After 8th grade, my dad and my brother Pat and I went on a trip across country by car. We went to the Grand Canyon and hiking down a bit on the Bright Angel trail. It’s a lot easier to hike down than up, and on the way back, my brother Pat, who had the water took off on his own. On the way back up, in the heat, I imagined little happy creatures throwing themselves off the top of the canyon and plummeting to their deaths. When we got home, I started turning the concept into a game called, “Suicide!”. From a grown-up stand point, it’s not all that playable, but it’s fairly astounding that it was produced by a 14 year old, especially because it was all in 6502. Historically, it was the first published game with punctuation in its title. It’s a little thing, I know, but I enjoy that.
When I was in high school, I drew all kinds of doodles in my notes in class, but I also wrote hundreds of lines of 6502 to solve problems that had stumped me. Through the local computer shop, Stonehenge Computing, I found a small, thriving community of young men like me who were hacking on the Apple II, all suffering through the foibles of the 6502 and Woz’s spartan hardware design.
In college, I still hacked 6502. One of the last things I wrote for the Apple II was an implementation of Conway’s Rules of Life. A few years ago, I had a small stack of my remaining 5.25″ floppies read out and I found the source, which I put up on codeplex. To my surprise, I had commented the living hell out of it.
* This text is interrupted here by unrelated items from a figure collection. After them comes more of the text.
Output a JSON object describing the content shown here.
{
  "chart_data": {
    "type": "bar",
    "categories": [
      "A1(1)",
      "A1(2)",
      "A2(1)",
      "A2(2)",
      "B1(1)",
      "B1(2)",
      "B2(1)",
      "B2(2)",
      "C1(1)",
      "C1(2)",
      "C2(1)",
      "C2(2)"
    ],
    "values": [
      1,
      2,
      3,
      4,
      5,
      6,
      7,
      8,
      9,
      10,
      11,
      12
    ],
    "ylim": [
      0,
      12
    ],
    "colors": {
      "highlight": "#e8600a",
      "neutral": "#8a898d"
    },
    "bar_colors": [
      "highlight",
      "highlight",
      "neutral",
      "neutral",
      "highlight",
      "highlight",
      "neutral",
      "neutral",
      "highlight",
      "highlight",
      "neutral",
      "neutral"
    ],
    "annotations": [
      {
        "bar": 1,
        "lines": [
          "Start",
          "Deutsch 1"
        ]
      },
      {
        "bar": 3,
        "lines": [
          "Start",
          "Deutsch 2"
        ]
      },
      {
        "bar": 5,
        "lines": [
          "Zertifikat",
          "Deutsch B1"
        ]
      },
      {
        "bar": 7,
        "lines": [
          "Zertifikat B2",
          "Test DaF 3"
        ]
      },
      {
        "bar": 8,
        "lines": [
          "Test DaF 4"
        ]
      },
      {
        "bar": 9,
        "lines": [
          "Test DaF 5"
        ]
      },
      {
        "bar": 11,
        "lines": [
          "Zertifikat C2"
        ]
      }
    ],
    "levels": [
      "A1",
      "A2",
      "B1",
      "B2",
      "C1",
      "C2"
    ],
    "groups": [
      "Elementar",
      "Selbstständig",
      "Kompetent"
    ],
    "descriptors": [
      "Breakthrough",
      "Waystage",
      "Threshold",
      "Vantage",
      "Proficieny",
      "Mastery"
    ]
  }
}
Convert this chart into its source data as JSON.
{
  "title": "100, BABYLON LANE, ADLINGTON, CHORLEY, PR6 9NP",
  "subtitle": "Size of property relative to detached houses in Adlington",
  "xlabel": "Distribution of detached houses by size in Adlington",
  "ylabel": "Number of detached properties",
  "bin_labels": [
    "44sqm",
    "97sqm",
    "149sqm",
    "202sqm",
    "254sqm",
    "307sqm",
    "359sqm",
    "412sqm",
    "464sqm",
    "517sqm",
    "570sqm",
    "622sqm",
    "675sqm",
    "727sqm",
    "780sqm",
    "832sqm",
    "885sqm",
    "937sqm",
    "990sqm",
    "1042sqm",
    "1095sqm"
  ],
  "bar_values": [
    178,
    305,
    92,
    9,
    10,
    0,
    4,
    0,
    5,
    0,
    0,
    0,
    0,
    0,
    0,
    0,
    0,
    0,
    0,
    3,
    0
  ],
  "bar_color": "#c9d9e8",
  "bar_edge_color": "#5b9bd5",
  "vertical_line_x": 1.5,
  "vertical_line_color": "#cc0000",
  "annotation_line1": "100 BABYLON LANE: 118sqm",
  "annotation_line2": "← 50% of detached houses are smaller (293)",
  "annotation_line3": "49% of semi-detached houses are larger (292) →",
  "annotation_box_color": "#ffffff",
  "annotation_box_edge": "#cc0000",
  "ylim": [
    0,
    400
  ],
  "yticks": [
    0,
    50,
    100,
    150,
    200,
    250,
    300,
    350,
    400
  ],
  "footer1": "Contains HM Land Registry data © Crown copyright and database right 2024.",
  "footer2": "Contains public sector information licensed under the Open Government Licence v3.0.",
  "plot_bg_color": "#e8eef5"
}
Good for me.
1000 * THE FOLLOWING IS AN ADAPTATION 1010 * OF JOHN CONWAYS GAME OF 'LIFE' 1020 * THE RULES ARE SIMPLE: 1030 * THE SCREEN IS DIVIDED IN CELLS. 1040 * A CELL IS EITHER DEAD OR ALIVE. 1050 * IF A CELL HAS EITHER 2 OR 3 1060 * NEIGHBORS, IT WILL LIVE IN THE 1070 * NEXT GENERATION. 1080 * A DEAD CELL WILL REINCARNATE IF 1090 * IT HAS EXACTLY 3 NEIGHBORS. 1100 * ANY OTHER NUMBER OF NEIGHBORS 1110 * WILL MEAN THAT CELL IS DEAD IN 1120 * THE NEXT GENERATION. 1130 *--------------------------------- 1140 * MOST IMPLEMENTATIONS USE A TWO 1150 * BUFFER SYSTEM: ONE FOR THE 1160 * CURRENT GENERATION, AND ONE FOR 1170 * THE NEXT GENERATION. THIS 1180 * VERSION USES ONE BUFFER FOR THE 1190 * CURRENT GENERATION AND KEEPS 1200 * A LIST OF CELLS THAT HAVE 1210 * CHANGED. THIS SAVES TIME AND 1220 * MEMORY. SINCE DEATH AND BIRTH 1230 * ARE A BINARY PROCESS THE CELL 1240 * DRAWING/ERASE ROUTINES ARE ONE 1250 * AND THE SAME. THIS IS DONE VIA 1260 * EXCLUSIVE-OR DRAWING. 1270 *--------------------------------- 1280 * IMPLEMENTAION FOR APPLE II 1290 * SERIES COMPUTERS BY 1300 * STEPHEN HAWLEY 9/85
I put this comment on here because this was the point when I independently invented the display list. This was a repeating theme in college. I invented a ton of things I found out later were CS staples, and all of them in 6502.